On Thu, Jan 22, 2026 at 07:30:42AM +0100, Christoph Hellwig wrote:

> That's better.  What would be even better for everyone would be:
> 
> 	mutex_prepare(&obj->mutex); /* acquire, but with a nice name */
> 	obj->data = FOO;
> 	mutex_init_prepared(&obj->mutex); /* release, barrier, actual init */
> 
> 	mutex_lock(&obj->mutex); /* IFF needed only */
> 

This is cannot work.

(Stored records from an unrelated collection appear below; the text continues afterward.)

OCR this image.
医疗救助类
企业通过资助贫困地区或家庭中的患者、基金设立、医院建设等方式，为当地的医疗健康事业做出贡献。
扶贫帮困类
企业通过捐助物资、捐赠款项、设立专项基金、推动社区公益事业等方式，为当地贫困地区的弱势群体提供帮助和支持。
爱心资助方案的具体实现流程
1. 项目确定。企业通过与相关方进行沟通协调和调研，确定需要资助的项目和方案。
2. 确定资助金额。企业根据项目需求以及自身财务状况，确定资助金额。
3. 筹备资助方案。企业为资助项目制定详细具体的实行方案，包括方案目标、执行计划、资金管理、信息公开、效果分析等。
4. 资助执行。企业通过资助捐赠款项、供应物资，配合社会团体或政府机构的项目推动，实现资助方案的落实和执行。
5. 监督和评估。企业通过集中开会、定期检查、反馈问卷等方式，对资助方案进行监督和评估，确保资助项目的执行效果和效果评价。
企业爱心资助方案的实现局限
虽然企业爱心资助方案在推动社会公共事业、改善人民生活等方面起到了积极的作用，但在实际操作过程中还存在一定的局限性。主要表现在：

There is no such thing is a release-barrier.
Furthermore, store-release, load-acquire needs an address dependency to
work.

When publishing an object, which is what we're talking about, we have
two common patterns:

 1) a locked data-structure

 2) RCU


The way 1) works is:

	Publish				Use

	lock(&structure_lock);
	insert(&structure, obj);
	unlock(&structure_lock);

					lock(&structure_lock)
					obj = find(&structure, key);
					...
					unlock(&structure_lock);

And here the Publish-unlock is a release which pairs with the Use-lock's
acquire and guarantees that Use sees both 'structure' in a coherent
state and obj as it was at the time of insertion. IOW we have
release-acquire through the &structure_lock pointer.

The way 2) works is:

	Publish				Use

	lock(&structure_lock);
	insert(&structure, obj)
	   rcu_assign_pointer(ptr, obj);
	unlock(&structure_lock);
	  	
					rcu_read_lock();
					obj = find_rcu(&structure, key);
					...
					rcu_read_unlock();


And here rcu_assign_pointer() is a store-release that pairs with an
rcu_dereference() inside find_rcu() on the same pointer.

There is no alternative way to order things, there must be a
release-acquire through a common address.

In both cases it is imperative the obj is fully (or full enough)
initialized before publication, because the consumer is only guaranteed
to see the state of the object it was in at publish time.